Clinicopathological spectrum of granulomatous dermatitis in a tertiary care hospital
Amrita Bhattacharya, RPS Punia, GP Thami, Harsh Mohan
Granulomatous dermatitis frequently presents a diagnostic challenge to dermatopathologists as an identical histologic picture is produced by several causes. This study aims at classifying granulomatous dermatitis based on etiology and morphology of granulomas, and to highlight significance of clinical correlation in making a specific diagnosis. A prospective analysis of 100 skin biopsies for granulomatous dermatitis was done. The salient clinicopathological parameters were assessed to bring out statistical significance. 84% of cases were diagnosed as infectious granulomatous dermatitis and 16% cases were of non – infectious granulomatous dermatitis, according to the etiological classification. The predominant cause of infectious granulomatous dermatitis was leprosy in 70.2% of cases followed by cutaneous tuberculosis in 23.8% of cases. All cases of cutaneous tuberculosis were composed of well-formed epithelioid cell granulomas with high sensitivity but low specificity. Presence of caseation necrosis and Langhans and foreign body giant cells were seen in 68.4% and 78.9% of cases respectively.

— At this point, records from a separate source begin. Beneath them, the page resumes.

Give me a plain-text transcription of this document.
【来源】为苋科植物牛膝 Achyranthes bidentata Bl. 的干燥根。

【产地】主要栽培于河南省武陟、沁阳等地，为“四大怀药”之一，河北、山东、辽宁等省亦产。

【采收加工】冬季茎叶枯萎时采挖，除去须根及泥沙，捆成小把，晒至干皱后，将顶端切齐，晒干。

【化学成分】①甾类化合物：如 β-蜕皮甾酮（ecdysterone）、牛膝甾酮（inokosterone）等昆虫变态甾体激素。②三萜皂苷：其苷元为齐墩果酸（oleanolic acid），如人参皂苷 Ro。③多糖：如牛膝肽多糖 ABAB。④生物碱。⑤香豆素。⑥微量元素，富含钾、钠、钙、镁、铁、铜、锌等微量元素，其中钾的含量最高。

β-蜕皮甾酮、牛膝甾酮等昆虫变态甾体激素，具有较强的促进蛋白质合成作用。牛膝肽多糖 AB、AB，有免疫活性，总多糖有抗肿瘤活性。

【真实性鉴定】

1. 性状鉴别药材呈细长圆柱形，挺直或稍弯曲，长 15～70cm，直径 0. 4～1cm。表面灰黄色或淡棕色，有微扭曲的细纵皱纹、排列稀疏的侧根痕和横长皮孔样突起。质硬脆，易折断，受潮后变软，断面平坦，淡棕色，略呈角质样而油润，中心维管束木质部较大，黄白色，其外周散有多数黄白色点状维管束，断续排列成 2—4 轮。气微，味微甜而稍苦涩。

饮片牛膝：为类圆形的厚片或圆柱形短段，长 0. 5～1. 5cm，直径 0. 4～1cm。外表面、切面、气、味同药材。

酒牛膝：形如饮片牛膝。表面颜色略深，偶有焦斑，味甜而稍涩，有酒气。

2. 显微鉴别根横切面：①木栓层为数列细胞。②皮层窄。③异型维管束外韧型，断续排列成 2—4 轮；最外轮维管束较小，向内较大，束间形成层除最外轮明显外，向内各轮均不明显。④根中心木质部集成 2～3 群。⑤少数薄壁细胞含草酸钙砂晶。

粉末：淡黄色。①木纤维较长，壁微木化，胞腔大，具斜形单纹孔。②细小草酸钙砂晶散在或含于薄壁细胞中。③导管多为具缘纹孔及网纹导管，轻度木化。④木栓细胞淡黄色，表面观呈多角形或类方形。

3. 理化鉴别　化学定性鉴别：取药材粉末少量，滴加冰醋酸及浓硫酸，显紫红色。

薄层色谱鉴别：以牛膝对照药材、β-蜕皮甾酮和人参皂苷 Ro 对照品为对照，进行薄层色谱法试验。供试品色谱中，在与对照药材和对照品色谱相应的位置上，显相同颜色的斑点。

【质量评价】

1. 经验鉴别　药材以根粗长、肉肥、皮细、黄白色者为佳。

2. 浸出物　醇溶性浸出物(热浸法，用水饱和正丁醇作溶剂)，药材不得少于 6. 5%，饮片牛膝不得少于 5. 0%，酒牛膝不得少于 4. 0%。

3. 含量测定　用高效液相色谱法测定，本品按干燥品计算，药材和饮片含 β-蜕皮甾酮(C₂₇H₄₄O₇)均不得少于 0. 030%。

The other less common causes were fungal infections in 4.7% of cases and cutaneous leishmaniasis in 1.2% of cases. Majority of cases of non- infectious granulomatous dermatitis were a result of sarcoidosis (37.5%) followed by erythema nodosum (18.7%). The other less common causes were foreign body granulomas, granulomatous cheilitis (12.5%) and necrobiosis lipoidica, granulomatous rosacea and granuloma annulare (6.25%). According to the morphological classification majority of cases were of epithelioid cell granulomas (81%), followed by histiocytic granulomas (11%). Other salient morphological pointers, such as perineural destruction and periadnexal location were also assessed. Special stains were also used to support the diagnosis. 90% of cases achieved clinicopathological correlation with combination of clinical impression and morphology being useful for making definite diagnosis in most of the cases.